Innovate at the boundaries of disciplines.
The Prodromakis group is developing ultrahigh density resistive memory chips based on transition metal-oxides. These memristor chips are employed both as next-generation neural interfaces that enable linking biological functions to electronics and biomimetic cell-culturing platforms manipulating the position and morphology of cardiac cells in vitro. We are also developing low-cost point-of-care diagnostics by exploiting PCB manufacturing techniques.

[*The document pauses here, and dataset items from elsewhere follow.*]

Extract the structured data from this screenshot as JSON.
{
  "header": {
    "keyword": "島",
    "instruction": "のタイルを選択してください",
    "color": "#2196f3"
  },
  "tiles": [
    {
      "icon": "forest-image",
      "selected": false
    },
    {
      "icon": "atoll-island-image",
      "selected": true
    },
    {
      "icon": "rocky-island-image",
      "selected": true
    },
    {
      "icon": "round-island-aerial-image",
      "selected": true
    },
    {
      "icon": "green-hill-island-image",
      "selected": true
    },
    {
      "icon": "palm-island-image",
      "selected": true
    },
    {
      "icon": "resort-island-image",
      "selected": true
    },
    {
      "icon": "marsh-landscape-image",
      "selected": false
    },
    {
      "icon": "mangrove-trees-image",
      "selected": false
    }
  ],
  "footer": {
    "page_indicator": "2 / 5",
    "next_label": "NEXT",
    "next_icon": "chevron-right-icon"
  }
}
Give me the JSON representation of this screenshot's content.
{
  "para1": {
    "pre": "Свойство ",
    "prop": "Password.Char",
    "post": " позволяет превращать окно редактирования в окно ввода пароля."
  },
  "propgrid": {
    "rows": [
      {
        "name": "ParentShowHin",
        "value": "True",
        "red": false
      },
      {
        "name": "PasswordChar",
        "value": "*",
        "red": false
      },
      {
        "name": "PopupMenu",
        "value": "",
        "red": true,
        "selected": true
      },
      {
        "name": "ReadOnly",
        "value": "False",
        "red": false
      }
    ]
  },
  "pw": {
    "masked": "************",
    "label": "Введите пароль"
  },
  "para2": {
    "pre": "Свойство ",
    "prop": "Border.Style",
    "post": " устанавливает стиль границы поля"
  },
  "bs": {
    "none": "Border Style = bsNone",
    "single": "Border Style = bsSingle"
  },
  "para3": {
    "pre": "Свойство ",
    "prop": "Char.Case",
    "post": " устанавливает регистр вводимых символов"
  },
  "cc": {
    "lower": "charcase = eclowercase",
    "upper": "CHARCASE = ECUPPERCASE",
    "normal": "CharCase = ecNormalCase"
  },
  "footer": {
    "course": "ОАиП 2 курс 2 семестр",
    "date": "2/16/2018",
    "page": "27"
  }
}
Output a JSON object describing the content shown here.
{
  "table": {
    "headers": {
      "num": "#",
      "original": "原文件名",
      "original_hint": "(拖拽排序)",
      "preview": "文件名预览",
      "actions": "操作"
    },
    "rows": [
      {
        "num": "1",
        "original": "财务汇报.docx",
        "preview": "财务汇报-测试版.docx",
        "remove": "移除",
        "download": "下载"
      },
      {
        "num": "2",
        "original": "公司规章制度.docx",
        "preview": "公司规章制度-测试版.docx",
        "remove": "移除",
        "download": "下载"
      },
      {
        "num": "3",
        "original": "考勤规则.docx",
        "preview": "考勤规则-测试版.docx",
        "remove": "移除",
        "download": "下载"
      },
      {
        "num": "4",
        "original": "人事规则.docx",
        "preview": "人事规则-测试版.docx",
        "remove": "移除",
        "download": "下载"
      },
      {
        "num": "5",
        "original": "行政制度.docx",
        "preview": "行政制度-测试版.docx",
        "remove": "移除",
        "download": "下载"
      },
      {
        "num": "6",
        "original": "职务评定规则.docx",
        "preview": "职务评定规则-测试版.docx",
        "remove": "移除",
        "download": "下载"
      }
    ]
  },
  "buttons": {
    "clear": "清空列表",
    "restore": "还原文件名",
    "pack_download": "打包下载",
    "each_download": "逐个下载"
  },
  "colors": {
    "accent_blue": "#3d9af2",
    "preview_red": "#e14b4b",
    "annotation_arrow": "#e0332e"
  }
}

Dr. T. Prodromakis is a Professor in Nanotechnology an EPSRC Fellow within the Nanoelectronics & Nanotechnology Group, ECS, University of Southampton. He is leading an interdisciplinary team comprising 20 researchers with expertise ranging from materials/process development and characterization to electron devices and circuits and systems for embedded applications. He contributes ~10 invited talks per year and has organized and chaired inaugural conferenced in memristor technologies: IEEE CAS-FEST 2014, MEMRYSIS 2017. He is members of four international committees, the IEEE Nanotechnology Council and contributes in shaping the International Technology Roadmap for Semiconductors (ITRS) as member of the SRC emerging research devices working group. He has co-authored > 150 papers, filled 10 patents and started up ArC Instruments Ltd, which hast succeeded in being profitable (with no upfront investments) by selling memory characterization tools to global businesses, standards organizations and leading research groups. He is also the Director of the Lloyds Register Foundation International Consortium for Nanotechnology (ICoN: www.lrf-icon.com), a global initiative that brings together > 50 doctoral student across geographical and discipline boundaries for building a safe world with nanotechnologies. He also serves as an 100A1 ambassador for the Lloyds Register Foundation. In 2017, he received a Royal Society Fellowship with GSK for exploiting memristive technologies for emerging neural interfaces.